As O’Neill eloquently points out, the question becomes less about how you have behaved in the past, and about how people like you have behaved in the past. Though proxies can be very reliable (after all, those who live in rich areas are likely to be less of a credit risk than those who live in poor neighborhoods), the trouble with this system is that when someone is unfairly rejected based on a series of extraneous factors, there is no feedback loop to help the model self-correct. Unlike FICO, you can’t redeem yourself and improve your score. So long as the model performs to its specification and helps the lender turn a profit, it doesn’t come to know or care about the individuals who are mistakenly rejected along the way.

There is an important secondary problem with leveraging various data sources to make predictions about the future. There is no way of knowing in every case how this data was collected. By this I mean to say, there is no way of knowing whether the data itself is already infused with bias, which consequently biases the predictions of the model.
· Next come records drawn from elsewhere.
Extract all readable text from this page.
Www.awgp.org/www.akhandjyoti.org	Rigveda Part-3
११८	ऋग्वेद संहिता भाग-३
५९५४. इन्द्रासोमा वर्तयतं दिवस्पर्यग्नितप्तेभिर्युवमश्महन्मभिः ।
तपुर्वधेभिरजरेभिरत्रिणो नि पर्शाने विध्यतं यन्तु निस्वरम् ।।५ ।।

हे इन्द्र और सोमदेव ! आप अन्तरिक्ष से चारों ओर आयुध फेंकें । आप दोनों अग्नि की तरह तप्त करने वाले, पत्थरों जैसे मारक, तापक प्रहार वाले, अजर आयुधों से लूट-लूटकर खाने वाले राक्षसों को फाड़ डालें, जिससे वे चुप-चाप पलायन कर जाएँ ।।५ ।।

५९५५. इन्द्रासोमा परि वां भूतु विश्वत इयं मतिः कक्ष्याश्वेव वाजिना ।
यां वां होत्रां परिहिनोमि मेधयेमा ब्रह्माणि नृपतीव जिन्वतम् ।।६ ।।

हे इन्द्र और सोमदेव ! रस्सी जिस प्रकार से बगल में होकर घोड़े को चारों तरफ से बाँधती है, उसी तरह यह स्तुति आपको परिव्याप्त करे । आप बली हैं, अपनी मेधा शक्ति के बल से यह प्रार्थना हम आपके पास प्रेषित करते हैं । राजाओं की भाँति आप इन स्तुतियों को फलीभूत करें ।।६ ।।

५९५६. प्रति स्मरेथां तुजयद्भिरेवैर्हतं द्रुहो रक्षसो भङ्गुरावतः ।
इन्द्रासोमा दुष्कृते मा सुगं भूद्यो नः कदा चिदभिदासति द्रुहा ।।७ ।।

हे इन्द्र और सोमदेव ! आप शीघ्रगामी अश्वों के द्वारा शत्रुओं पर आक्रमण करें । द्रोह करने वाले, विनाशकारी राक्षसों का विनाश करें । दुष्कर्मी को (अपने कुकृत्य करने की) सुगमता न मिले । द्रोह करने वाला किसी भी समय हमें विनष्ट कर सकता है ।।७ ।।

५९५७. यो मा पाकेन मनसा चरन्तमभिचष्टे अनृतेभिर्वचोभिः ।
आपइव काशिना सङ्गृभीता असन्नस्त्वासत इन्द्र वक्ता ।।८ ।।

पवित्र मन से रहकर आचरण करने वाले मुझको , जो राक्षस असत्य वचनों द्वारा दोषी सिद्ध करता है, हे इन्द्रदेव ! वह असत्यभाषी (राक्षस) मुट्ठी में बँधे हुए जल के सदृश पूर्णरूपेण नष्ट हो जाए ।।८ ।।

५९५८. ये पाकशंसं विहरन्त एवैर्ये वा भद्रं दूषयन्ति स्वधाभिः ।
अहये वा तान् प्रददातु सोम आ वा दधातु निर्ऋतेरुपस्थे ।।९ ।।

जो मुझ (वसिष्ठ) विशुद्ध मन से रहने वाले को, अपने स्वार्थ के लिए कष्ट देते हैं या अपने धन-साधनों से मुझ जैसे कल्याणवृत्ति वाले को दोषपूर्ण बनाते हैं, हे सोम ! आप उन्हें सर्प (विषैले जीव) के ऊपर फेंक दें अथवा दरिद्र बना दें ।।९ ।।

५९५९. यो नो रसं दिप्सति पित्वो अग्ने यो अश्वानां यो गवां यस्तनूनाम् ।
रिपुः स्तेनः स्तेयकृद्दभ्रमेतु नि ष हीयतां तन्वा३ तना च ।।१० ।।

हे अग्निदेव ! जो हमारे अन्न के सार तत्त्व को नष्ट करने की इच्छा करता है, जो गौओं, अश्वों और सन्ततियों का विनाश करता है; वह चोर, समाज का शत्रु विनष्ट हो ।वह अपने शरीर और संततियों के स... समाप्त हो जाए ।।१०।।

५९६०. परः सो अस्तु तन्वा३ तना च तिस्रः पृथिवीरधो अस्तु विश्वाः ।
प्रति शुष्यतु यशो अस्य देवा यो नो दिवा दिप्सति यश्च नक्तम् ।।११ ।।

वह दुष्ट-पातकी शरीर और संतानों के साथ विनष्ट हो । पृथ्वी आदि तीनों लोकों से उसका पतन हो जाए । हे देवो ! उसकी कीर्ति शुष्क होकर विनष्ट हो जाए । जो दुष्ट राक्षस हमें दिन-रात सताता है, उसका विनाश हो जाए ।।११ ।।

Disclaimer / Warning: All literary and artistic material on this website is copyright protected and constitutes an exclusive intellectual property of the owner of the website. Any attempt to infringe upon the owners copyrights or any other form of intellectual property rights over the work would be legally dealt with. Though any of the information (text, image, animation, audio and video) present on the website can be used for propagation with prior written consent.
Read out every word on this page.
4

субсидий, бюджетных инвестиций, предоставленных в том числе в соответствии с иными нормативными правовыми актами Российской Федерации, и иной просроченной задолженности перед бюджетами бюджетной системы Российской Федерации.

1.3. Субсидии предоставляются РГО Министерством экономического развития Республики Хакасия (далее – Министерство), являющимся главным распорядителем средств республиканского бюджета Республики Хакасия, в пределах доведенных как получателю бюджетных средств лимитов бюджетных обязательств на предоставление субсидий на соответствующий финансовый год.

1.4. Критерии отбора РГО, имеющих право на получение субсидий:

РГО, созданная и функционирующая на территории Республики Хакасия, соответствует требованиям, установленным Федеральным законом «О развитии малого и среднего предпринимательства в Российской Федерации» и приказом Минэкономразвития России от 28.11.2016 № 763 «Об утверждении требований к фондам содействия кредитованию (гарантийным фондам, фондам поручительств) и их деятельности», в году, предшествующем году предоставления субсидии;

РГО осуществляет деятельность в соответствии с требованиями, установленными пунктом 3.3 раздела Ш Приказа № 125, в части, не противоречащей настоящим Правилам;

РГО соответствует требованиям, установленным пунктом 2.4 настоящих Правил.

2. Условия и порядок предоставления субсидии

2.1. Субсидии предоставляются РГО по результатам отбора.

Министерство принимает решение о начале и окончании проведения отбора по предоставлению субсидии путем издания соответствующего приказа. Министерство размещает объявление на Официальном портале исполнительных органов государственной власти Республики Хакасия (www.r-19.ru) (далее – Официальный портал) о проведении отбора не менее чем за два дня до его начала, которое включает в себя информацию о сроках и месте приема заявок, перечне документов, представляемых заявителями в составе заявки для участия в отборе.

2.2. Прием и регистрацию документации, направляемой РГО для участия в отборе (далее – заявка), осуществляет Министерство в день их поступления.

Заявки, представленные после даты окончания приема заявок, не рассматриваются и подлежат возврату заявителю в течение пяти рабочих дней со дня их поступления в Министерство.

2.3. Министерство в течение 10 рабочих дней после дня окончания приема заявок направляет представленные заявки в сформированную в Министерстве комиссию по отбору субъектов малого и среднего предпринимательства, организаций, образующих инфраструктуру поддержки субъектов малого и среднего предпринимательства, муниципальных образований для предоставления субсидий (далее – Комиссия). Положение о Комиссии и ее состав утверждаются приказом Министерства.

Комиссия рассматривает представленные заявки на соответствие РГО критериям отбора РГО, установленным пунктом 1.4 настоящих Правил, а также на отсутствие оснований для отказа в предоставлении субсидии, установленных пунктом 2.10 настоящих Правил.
Much has been made of this issue within the domain of predictive policing, whereby a neighborhood which has been over zealously policed in the past is likely to have a high number of arrest records, which tells an unthinking algorithm to over-police it in the future, and so the cycle repeats… If poor data is being used to make lending decisions, this could have the after effect of entrenching poverty, propagating discrimination, and actively work against certain populations.
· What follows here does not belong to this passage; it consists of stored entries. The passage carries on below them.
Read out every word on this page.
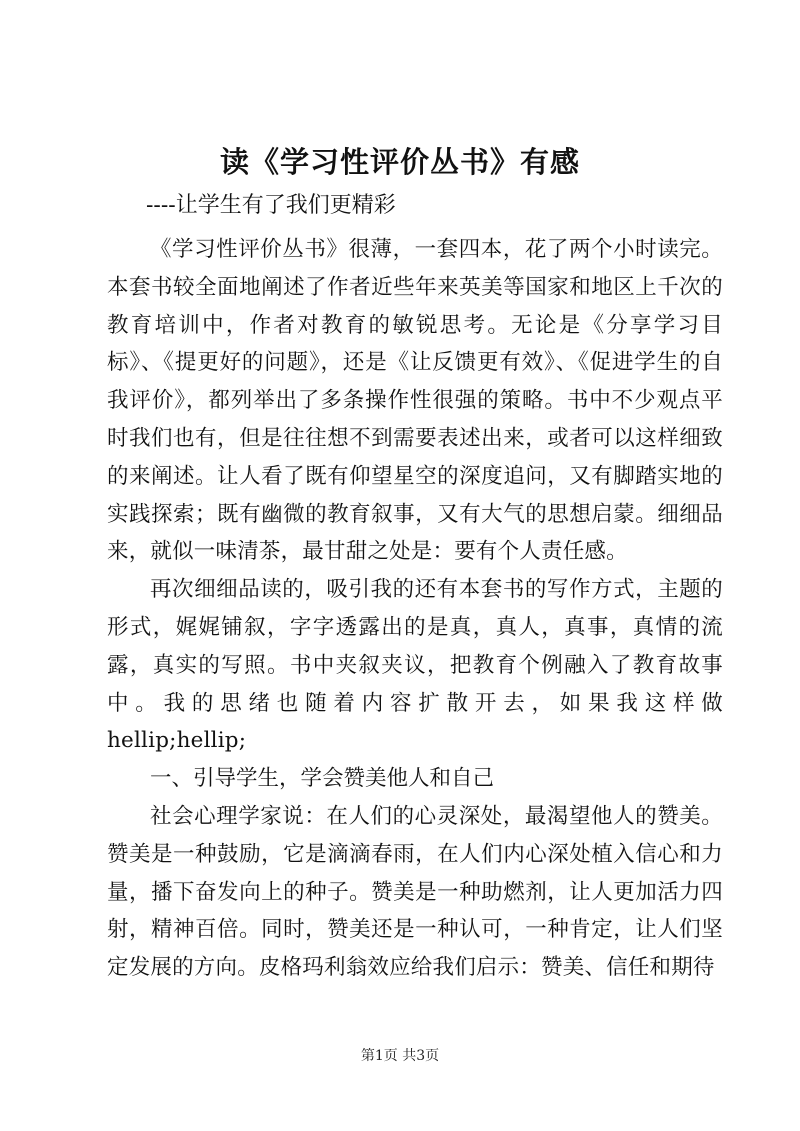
读《学习性评价丛书》有感

----让学生有了我们更精彩

《学习性评价丛书》很薄，一套四本，花了两个小时读完。本套书较全面地阐述了作者近些年来英美等国家和地区上千次的教育培训中，作者对教育的敏锐思考。无论是《分享学习目标》、《提更好的问题》，还是《让反馈更有效》、《促进学生的自我评价》，都列举出了多条操作性很强的策略。书中不少观点平时我们也有，但是往往想不到需要表述出来，或者可以这样细致的来阐述。让人看了既有仰望星空的深度追问，又有脚踏实地的实践探索；既有幽微的教育叙事，又有大气的思想启蒙。细细品来，就似一味清茶，最甘甜之处是：要有个人责任感。

再次细细品读的，吸引我的还有本套书的写作方式，主题的形式，娓娓铺叙，字字透露出的是真，真人，真事，真情的流露，真实的写照。书中夹叙夹议，把教育个例融入了教育故事中。我的思绪也随着内容扩散开去，如果我这样做hellip;hellip;

一、引导学生，学会赞美他人和自己

社会心理学家说：在人们的心灵深处，最渴望他人的赞美。赞美是一种鼓励，它是滴滴春雨，在人们内心深处植入信心和力量，播下奋发向上的种子。赞美是一种助燃剂，让人更加活力四射，精神百倍。同时，赞美还是一种认可，一种肯定，让人们坚定发展的方向。皮格玛利翁效应给我们启示：赞美、信任和期待

第1页 共3页
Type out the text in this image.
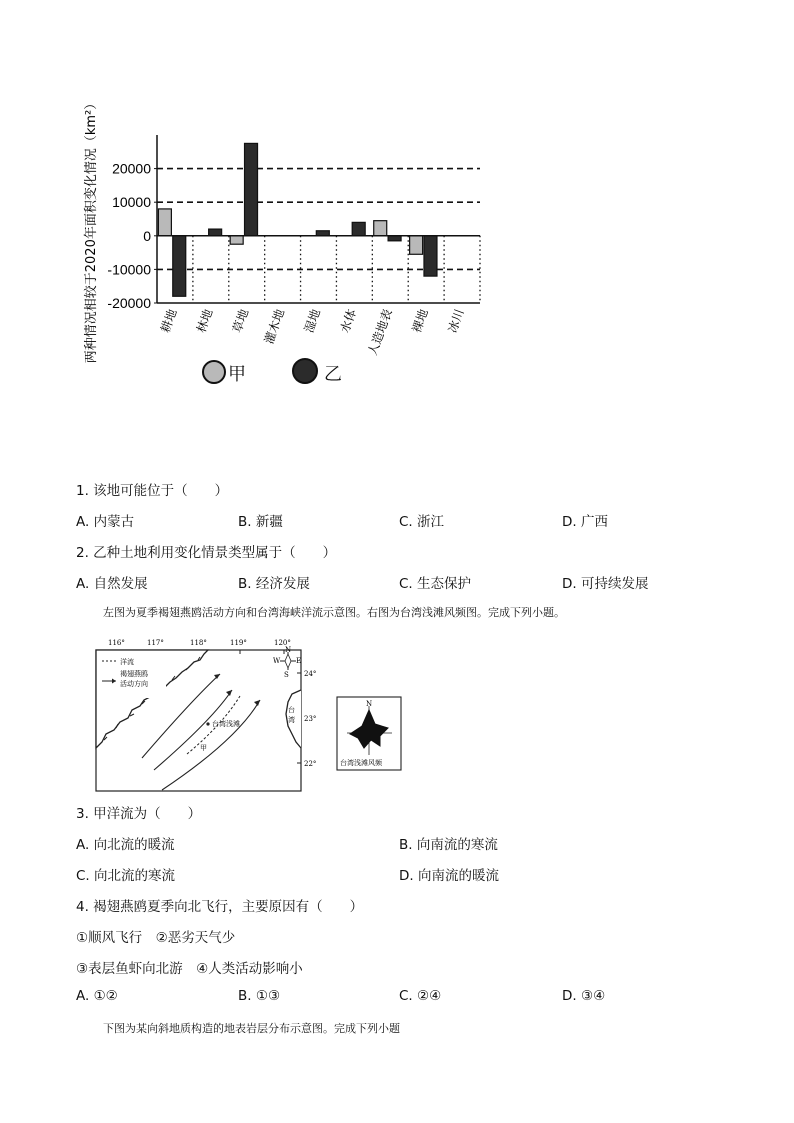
20000
10000
0
-10000
-20000
耕地 林地 草地 灌木地 湿地 水体 人造地表 裸地 冰川
两种情况相较于2020年面积变化情况（km²）
甲	乙
1. 该地可能位于（　　）
A. 内蒙古	B. 新疆	C. 浙江	D. 广西
2. 乙种土地利用变化情景类型属于（　　）
A. 自然发展	B. 经济发展	C. 生态保护	D. 可持续发展
左图为夏季褐翅燕鸥活动方向和台湾海峡洋流示意图。右图为台湾浅滩风频图。完成下列小题。
116°	117°	118°	119°	120°
24°
23°
22°
洋流
褐翅燕鸥
活动方向
台
湾
台湾浅滩
甲
N
S
W E
N
台湾浅滩风频
3. 甲洋流为（　　）
A. 向北流的暖流	B. 向南流的寒流
C. 向北流的寒流	D. 向南流的暖流
4. 褐翅燕鸥夏季向北飞行，主要原因有（　　）
①顺风飞行　②恶劣天气少
③表层鱼虾向北游　④人类活动影响小
A. ①②	B. ①③	C. ②④	D. ③④
下图为某向斜地质构造的地表岩层分布示意图。完成下列小题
Lastly (and I’m not pretending these lists of pros and cons are exhaustive), there is a problem when it comes to the so-called “chilling effect”. If I do not know how I am being surveyed and graded, this might lead me to behave in unusual and overcautious ways. You can interrogate your FICO report if you want to, but these newer scoring systems use a multitude of other unknown sources to understand you. If you continue to get rejected, this might result in you changing certain aspects of your lifestyle to win favor. Might this culminate in people moving to different zip codes? Avoiding certain – perfectly benign – websites? Etcetera, etcetera. This could lead to the unhealthy manipulation of people desperate for funds…

So, is this new way of calculating lending risk a step forward or a relapse into the bad practices of the past? Well having worked for the banking sector in years gone by, one thing still sticks in my mind when discussions turn to lending obstructions: lenders want to lend. It’s a fairly important part of their business model when it comes to making a profit (!). At face value, these newer disrupters are trying to use big data analytics to do exactly that. In a market dominated by the banks, they’re using new and dynamic ways to seek out fresh prospects who have been overlooked by the traditional model. It makes sense for everyone.

However, there is clearly the need for a cautionary note though. Although this method undoubtedly praiseworthy (and canny!) we should also remember that such tactic can breed discrimination regardless of intentions. This means that there needs to be some kind of built-in corrective feedback loop which detects mistakes and poorly reasoned rejections. Otherwise, we still have a system that continually lends to the “same type of people”, even if it broadens out who those people might be. The bank manager returns.

Having a fair and corrigible process also means that lenders need to be more open about the data metrics they are using. The world – and particularly this sector – has been on a steady track towards more transparency, not less. This is difficult for multiple reasons (which warrant another discussion entirely!) but as important as it is to protect commercial sensitivity and prevent tactics like system gaming, it is also critical that applicants can have some idea with regards to what reasonable steps they can take to improve their creditworthiness if there are factors at play beyond their credit activity.